S3 is not a filesystem because the semantics are different from the kind of semantics we expect from filesystems. You can’t take the high-level API provided by a filesystem, use S3 as the backing storage, and expect to get good performance out of it unless you use a ton of translation.

Stuff like NFS or CIFS are filesystems. They behave like filesystems, in practice. You can rename files. You can modify files. You can create directories.



Right, the NFS/CIFS support writing blocks, but S3 basically does HTTP get and post verbs. I would say that these concepts are the defining difference. To call S3 a filesystem is not wrong in abstract, but it’s not different than calling Wordpress a filesystem, or DNS, or anything that stores something for you. Of course, it will be inefficient to implement a block write on top of any of these, that’s because you have to literally do it yourself. As in, download the file, edit it, upload again.

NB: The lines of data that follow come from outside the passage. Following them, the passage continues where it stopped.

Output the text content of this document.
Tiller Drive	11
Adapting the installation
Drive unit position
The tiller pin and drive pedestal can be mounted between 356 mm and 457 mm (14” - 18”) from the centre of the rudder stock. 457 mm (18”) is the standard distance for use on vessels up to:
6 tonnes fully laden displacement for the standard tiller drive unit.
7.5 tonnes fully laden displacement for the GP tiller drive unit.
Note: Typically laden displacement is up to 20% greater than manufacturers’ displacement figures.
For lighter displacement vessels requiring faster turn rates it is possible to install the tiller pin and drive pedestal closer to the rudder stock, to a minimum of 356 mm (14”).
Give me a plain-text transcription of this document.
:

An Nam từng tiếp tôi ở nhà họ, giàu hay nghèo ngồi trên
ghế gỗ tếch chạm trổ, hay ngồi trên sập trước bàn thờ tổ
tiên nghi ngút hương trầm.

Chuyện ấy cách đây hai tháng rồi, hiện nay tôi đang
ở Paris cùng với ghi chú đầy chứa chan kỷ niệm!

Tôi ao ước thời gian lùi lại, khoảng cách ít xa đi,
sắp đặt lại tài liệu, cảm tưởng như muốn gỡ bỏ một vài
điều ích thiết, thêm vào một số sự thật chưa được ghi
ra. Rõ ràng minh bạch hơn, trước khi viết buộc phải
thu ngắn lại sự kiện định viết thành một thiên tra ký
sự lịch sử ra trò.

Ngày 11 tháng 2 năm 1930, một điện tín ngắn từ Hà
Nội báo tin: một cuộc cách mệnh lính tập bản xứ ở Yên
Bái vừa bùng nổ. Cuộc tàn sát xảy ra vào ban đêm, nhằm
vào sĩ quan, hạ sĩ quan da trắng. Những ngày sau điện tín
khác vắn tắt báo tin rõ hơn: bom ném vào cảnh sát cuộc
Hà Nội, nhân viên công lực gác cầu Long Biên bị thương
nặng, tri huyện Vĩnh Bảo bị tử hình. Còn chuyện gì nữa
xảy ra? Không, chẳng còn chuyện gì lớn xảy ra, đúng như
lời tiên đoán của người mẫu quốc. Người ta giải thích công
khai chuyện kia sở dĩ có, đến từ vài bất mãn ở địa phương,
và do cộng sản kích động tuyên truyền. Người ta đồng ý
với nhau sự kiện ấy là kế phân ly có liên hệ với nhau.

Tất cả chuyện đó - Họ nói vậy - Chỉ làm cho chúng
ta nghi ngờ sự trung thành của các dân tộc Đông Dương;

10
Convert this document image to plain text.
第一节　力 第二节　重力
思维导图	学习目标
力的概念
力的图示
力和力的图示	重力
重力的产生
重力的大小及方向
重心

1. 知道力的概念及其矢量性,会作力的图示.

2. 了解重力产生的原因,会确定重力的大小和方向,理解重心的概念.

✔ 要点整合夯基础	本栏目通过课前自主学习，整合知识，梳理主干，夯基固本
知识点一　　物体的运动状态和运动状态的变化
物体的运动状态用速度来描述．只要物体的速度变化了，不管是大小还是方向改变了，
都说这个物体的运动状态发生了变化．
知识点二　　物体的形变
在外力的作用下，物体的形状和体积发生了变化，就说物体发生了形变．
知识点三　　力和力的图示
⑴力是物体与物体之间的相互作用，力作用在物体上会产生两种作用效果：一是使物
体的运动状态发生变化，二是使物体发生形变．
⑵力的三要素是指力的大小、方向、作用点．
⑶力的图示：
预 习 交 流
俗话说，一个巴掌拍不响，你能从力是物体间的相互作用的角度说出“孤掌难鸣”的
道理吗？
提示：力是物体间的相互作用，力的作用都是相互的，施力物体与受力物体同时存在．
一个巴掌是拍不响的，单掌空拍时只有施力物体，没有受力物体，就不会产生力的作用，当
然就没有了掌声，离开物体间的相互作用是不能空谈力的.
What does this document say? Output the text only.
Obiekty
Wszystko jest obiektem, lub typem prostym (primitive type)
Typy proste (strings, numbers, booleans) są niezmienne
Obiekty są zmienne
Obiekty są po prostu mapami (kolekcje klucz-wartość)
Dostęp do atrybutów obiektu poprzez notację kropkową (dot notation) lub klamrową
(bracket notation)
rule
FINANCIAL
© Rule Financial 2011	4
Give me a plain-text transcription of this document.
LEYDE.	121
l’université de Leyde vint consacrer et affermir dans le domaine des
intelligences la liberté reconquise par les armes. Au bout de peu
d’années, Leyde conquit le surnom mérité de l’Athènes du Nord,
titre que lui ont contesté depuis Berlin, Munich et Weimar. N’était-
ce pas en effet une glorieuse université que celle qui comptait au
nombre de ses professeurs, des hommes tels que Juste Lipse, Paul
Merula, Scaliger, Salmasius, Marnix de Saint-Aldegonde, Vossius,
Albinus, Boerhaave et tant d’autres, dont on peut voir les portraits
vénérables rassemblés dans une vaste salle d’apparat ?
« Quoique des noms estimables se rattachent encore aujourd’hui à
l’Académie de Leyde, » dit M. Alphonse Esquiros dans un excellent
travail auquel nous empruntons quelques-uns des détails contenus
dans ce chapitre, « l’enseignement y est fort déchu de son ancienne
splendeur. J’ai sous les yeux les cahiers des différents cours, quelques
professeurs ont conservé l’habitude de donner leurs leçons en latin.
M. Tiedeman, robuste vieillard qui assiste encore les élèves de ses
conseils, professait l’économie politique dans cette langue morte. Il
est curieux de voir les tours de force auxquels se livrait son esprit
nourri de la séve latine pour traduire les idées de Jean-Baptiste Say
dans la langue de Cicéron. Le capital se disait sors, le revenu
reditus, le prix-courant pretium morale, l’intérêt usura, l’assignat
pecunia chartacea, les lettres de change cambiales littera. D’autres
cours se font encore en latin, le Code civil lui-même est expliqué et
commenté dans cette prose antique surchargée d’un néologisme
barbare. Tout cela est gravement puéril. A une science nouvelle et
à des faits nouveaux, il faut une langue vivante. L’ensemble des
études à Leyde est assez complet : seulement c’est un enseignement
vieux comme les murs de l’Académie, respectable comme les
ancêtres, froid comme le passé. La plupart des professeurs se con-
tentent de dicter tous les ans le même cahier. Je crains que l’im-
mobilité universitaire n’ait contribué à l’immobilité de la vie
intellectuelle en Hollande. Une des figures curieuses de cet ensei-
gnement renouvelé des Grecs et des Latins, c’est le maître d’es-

I think the blocks are one part of it, and the other part is that S3 doesn’t support renaming or moving objects, and doesn’t have directories (just prefixes). Whenever I’ve seen something with filesystem-like semantics on top of S3, it’s done by using S3 as a storage layer, and building some other kind of view of the storage on top using a separate index.

For example, maybe you have a database mapping file paths to S3 objects. This gives you a separate metadata layer, with S3 as the storage layer for large blocks of data.